The Hiding Place(20)



“Right. And someone employed her as a barmaid?”

“You don’t think every kid should be given an equal chance?”

“I’m just saying that the hospitality industry might not be the best career match.”

“Judgmental.”

“Practical.”

“Tomayto, tomahto.”

“Actually, it’s tomahto. I’m very judgmental on that one.”

She grins. She grins a lot, I think. Makes me want to do the same, use muscles I haven’t exercised in a while.

“Anyway,” I say, sticking the card in my pocket, “you were saying?”

“Nope.” She jabs her fork at me. “Your turn. So why are you renting the Morton cottage?”

“You too?”

“Well, it is a bit weird.”

“It’s convenient, it’s cheap. And years ago it wasn’t the ‘Morton’ cottage, it belonged to a little old lady who used to throw scraps of bread to the birds and swear at the schoolkids who cycled past. It’s just a building. It has history. Most places do.”

Although most places do not have an infestation of beetles in the waste pipes. I fight down a shudder.

Beth regards me curiously. “So, talking of history—is it odd, coming back here?”

I shrug. “It’s always odd coming back to the place where you grew up.”

“Not being funny, but I can’t imagine ever wanting to come back to Arnhill. As soon as I can, I’ll be getting away.”

“How long have you been here?”

“One year, one day and about”—she checks her watch—“twelve hours, thirty-two minutes—”

“Not that you’re counting?”

“Oh, I’m counting.”

“Well, I know it’s small, parochial, a bit backward.”

“It’s not that…”

“Then what?”

“Have you ever been to Germany?”

“No.”

“I went once, just after college. Had a friend working in Berlin. She took me to one of the concentration camps.”

“Fun.”

“It was a beautiful sunny day. Blue skies, birds singing, and buildings are just buildings, aren’t they? But the place still had a feel, you know? Like it was in the very air, in the atoms. You knew a terrible thing had happened there, without even being told. Even while you walked around with the guide, nodding and looking all sad, a part of you just wanted to run away, screaming.”

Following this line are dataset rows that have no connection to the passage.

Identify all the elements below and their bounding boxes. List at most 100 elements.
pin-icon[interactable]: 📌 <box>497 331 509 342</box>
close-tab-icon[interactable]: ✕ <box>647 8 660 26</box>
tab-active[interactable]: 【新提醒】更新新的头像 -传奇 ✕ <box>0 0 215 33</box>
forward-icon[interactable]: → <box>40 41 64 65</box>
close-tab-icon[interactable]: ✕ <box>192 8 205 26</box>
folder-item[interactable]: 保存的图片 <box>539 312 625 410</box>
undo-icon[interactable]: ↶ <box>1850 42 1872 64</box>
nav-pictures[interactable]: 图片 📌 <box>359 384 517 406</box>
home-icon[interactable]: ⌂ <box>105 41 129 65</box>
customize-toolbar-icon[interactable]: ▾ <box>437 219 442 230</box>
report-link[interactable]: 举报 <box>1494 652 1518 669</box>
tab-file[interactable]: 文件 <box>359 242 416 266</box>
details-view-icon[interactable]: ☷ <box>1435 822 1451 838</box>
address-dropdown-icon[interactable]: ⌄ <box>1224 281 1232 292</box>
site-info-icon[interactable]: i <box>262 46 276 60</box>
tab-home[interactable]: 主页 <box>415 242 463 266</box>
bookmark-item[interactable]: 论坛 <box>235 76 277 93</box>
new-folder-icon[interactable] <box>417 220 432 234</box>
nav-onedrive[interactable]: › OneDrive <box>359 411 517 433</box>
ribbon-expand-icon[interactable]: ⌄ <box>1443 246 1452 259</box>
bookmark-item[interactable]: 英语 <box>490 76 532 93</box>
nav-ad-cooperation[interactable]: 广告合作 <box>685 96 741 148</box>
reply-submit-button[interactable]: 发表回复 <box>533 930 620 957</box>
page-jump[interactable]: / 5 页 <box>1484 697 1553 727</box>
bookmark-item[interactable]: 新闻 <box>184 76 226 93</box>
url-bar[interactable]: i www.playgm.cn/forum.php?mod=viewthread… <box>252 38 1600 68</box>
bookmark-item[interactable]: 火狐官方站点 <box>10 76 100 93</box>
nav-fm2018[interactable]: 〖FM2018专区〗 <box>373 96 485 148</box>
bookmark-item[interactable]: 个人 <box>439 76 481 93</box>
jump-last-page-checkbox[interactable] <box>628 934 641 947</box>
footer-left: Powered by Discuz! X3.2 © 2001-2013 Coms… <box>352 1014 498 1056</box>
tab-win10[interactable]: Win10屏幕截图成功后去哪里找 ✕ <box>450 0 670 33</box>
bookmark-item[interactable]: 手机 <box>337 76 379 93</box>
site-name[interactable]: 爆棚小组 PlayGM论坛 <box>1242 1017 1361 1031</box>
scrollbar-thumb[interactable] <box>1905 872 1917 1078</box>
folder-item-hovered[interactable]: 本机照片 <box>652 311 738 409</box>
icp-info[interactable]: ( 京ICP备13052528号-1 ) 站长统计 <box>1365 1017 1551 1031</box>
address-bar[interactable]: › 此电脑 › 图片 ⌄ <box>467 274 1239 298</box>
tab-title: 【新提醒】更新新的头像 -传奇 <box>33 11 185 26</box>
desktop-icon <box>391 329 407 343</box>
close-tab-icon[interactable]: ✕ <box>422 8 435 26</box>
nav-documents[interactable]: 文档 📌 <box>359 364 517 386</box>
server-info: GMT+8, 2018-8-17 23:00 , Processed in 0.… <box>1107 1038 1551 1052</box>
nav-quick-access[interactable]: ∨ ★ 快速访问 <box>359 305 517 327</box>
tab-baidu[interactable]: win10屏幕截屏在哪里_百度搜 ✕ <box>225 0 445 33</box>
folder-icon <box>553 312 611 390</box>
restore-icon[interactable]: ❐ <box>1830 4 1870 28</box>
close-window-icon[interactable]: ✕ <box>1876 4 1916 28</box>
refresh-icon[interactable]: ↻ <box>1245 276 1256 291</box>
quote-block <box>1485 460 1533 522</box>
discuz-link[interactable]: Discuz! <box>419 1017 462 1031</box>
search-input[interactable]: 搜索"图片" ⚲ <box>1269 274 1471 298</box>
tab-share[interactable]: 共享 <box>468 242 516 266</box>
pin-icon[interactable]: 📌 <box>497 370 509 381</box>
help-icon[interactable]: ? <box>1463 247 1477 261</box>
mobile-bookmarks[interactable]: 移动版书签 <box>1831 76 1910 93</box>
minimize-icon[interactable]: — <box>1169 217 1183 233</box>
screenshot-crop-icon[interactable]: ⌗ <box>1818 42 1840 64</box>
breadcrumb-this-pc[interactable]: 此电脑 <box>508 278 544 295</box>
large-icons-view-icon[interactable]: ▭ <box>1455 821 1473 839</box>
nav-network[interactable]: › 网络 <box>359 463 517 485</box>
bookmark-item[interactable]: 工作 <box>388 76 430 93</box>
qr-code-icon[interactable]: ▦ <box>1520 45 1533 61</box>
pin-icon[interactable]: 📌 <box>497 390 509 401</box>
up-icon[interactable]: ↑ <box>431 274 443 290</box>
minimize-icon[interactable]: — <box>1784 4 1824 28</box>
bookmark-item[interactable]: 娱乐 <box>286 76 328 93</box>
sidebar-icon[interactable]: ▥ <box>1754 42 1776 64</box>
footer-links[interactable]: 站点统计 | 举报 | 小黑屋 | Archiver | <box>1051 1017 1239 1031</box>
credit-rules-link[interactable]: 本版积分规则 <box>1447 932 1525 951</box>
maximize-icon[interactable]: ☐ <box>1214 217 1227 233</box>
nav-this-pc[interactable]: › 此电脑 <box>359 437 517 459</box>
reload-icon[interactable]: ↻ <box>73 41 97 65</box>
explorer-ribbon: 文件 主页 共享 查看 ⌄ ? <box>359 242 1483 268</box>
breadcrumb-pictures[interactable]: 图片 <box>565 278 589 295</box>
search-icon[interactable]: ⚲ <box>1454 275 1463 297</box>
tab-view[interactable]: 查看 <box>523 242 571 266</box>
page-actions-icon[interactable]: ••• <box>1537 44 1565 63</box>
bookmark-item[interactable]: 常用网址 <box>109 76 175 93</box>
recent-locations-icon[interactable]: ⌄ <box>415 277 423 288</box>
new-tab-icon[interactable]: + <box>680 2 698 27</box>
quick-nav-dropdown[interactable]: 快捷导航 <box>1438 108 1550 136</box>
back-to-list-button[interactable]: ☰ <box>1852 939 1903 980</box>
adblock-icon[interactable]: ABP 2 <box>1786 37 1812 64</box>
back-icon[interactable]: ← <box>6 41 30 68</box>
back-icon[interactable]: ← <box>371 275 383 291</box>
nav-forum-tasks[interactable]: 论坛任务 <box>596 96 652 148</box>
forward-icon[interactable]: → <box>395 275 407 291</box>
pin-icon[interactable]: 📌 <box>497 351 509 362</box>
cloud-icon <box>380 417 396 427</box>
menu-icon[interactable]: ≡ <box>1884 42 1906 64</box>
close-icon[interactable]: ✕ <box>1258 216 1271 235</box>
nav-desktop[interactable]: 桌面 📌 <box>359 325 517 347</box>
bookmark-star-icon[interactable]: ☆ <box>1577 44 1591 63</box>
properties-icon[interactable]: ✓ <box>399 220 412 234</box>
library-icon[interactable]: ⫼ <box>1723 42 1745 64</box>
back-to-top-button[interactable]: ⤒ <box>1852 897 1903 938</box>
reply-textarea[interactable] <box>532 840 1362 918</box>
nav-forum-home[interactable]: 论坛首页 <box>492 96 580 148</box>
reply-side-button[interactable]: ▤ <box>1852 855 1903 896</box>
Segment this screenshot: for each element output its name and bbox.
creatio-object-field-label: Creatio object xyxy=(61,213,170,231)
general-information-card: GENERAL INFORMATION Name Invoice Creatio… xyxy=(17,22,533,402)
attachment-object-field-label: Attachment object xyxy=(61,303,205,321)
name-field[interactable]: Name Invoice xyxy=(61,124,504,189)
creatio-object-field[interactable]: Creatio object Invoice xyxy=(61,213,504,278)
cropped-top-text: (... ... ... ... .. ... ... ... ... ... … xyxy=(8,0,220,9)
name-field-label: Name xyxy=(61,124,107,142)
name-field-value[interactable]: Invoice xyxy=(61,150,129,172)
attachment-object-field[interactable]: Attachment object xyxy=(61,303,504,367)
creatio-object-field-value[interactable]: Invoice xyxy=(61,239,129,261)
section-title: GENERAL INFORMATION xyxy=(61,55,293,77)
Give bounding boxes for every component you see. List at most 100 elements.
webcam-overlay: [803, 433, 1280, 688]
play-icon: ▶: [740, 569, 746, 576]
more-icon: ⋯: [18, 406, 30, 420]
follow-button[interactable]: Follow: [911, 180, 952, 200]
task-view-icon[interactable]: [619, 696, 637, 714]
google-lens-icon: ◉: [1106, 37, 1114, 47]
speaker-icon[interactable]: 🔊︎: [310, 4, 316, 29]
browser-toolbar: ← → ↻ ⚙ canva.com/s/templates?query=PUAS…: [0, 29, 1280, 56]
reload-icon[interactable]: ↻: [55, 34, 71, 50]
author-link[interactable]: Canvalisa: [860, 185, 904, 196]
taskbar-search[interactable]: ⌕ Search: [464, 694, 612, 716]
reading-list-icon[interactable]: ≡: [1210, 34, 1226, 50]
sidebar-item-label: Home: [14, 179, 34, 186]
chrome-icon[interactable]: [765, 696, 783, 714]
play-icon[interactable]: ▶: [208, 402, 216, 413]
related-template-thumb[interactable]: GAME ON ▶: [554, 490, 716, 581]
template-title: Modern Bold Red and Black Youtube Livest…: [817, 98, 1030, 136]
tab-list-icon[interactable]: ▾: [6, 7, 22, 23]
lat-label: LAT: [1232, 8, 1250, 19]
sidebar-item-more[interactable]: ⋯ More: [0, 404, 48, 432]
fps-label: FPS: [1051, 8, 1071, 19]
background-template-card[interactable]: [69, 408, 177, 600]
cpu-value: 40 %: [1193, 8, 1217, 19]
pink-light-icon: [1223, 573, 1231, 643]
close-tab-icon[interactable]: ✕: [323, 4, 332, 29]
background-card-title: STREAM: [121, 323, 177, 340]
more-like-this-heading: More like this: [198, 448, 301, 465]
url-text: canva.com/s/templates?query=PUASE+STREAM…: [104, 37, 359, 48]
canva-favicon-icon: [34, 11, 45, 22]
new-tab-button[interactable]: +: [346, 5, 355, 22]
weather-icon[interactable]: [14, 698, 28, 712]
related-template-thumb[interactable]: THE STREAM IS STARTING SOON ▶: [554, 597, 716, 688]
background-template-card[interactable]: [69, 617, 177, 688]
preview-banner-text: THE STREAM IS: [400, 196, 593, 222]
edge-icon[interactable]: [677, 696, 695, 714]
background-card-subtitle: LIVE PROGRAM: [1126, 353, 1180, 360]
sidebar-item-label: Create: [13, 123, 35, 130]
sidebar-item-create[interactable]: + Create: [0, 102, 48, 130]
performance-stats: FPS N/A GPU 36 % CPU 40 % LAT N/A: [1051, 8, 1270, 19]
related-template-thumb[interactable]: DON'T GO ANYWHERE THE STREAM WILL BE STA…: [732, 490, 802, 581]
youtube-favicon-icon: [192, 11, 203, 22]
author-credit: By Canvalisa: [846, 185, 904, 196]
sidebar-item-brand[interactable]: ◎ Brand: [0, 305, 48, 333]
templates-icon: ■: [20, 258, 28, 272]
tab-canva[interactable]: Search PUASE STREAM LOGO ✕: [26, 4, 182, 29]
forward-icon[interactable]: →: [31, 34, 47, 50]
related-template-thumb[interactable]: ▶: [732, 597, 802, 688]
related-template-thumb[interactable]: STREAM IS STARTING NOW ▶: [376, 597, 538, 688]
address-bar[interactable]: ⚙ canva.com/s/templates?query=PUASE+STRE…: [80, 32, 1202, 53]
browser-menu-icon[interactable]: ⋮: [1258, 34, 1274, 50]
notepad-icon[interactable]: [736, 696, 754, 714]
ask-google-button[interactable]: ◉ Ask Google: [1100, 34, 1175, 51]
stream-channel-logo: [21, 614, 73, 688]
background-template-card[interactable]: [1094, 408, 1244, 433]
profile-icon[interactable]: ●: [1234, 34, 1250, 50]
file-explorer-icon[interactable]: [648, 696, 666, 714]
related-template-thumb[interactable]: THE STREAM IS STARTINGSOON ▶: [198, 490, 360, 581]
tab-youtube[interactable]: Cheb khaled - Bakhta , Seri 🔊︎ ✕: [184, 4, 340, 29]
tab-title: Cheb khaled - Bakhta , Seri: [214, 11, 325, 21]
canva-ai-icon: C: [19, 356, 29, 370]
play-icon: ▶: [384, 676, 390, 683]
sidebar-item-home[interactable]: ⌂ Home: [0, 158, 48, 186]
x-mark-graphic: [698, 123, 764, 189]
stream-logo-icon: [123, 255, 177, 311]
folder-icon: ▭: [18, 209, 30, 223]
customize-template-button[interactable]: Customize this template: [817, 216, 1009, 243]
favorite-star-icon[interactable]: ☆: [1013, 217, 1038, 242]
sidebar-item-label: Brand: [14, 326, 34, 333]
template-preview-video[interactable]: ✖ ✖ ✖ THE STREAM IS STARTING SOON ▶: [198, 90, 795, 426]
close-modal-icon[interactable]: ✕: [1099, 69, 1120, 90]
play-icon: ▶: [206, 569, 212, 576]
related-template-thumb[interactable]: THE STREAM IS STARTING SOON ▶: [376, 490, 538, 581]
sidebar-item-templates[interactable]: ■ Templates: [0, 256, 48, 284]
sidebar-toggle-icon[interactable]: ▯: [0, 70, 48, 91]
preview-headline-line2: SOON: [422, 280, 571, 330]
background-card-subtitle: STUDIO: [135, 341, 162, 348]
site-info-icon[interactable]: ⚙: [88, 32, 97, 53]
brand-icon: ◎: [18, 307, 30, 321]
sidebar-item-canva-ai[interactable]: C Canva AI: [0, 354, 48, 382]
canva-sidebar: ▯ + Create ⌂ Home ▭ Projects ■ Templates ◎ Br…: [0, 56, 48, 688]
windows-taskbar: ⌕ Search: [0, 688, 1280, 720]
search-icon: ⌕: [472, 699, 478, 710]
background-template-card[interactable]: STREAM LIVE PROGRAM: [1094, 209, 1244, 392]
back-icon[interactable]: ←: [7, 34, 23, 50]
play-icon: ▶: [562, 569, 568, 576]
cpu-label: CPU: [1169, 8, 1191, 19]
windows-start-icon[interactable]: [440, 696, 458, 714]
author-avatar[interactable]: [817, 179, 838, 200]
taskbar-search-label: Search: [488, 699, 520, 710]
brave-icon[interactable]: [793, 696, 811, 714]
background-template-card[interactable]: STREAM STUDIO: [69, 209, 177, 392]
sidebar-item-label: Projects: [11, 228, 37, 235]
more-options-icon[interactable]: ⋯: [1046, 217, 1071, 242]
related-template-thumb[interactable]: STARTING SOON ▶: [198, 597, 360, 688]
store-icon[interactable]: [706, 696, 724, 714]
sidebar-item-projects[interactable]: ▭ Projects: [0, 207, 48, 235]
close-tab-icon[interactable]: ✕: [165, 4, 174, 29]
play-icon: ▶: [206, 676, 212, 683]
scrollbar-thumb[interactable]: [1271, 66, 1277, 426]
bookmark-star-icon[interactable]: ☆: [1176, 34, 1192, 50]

“That’s what you think of Arnhill?”

“Nope. I’d go back to Germany.” She pops a chip in her mouth, then asks, “What’s the deal with you and Stephen Hurst?”

“Deal?”

“I sense you two weren’t exactly best buddies back in the day?”

“Not exactly.”

“Something happen?”

I spear a chip. “Just the usual teenage-boy stuff.”

“Right.”

Her tone implies she doesn’t believe me, but she doesn’t push it.

We both chew our food. The chips are all right. The cheese bap tastes like plastic, if someone had tried to make plastic less flavorsome.

“Harry told me Hurst’s wife is ill?” I say.

She nods. “Cancer. And whatever your feelings about Hurst, that’s gotta suck.”

“Yeah.”

And sometimes, what goes around comes around.

“They’ve been married a long time?”

“Teenage sweethearts.” She looks at me. “In fact, if you went to school with Hurst, you might remember her.”

“I went to school with a lot of people.”

“Her name’s Marie?”

Time slows and stills.

“Marie?”

“Yeah—can’t tell you her maiden name, I’m afraid.”

She doesn’t have to. Another chunk of my ground-down heart crumbles to dust.

“It was Gibson,” I say. “Marie Gibson.”





9





Marie and I grew up on the same street. Our mums were friends, so we got thrown together a lot when we were small, shooed off to play while they drank tea and gossiped. We played catch and hide-and-seek and sat on the curb and ate chocolate ices when the ice-cream van came around. This was before Annie was born, so I guess we’d have been about four or five at the time.

I quietly worshipped Marie. She quietly tolerated me—the only other kid her age on the street. At school she would quickly abandon me in favor of more popular playmates. I suppose I took this as my lot. Marie was pretty and fun. I was the weird, insular kid nobody liked.

By the time we reached senior school I had started to notice that Marie was a bit more than pretty. She was beautiful. Her shiny brown hair—she wore it in pigtails when she was little—had been cut into a short, swingy bob. Sometimes she crimped it like her heroine, Madonna. She wore stone-washed jeans and baggy sweaters with sleeves that hung down to her fingers. She got her ears pierced twice in each lobe and at school she rolled up the waistband of her skirt so that it hovered above her knees, revealing a tantalizing glimpse of toned flesh between the hem and her over-the-knee socks.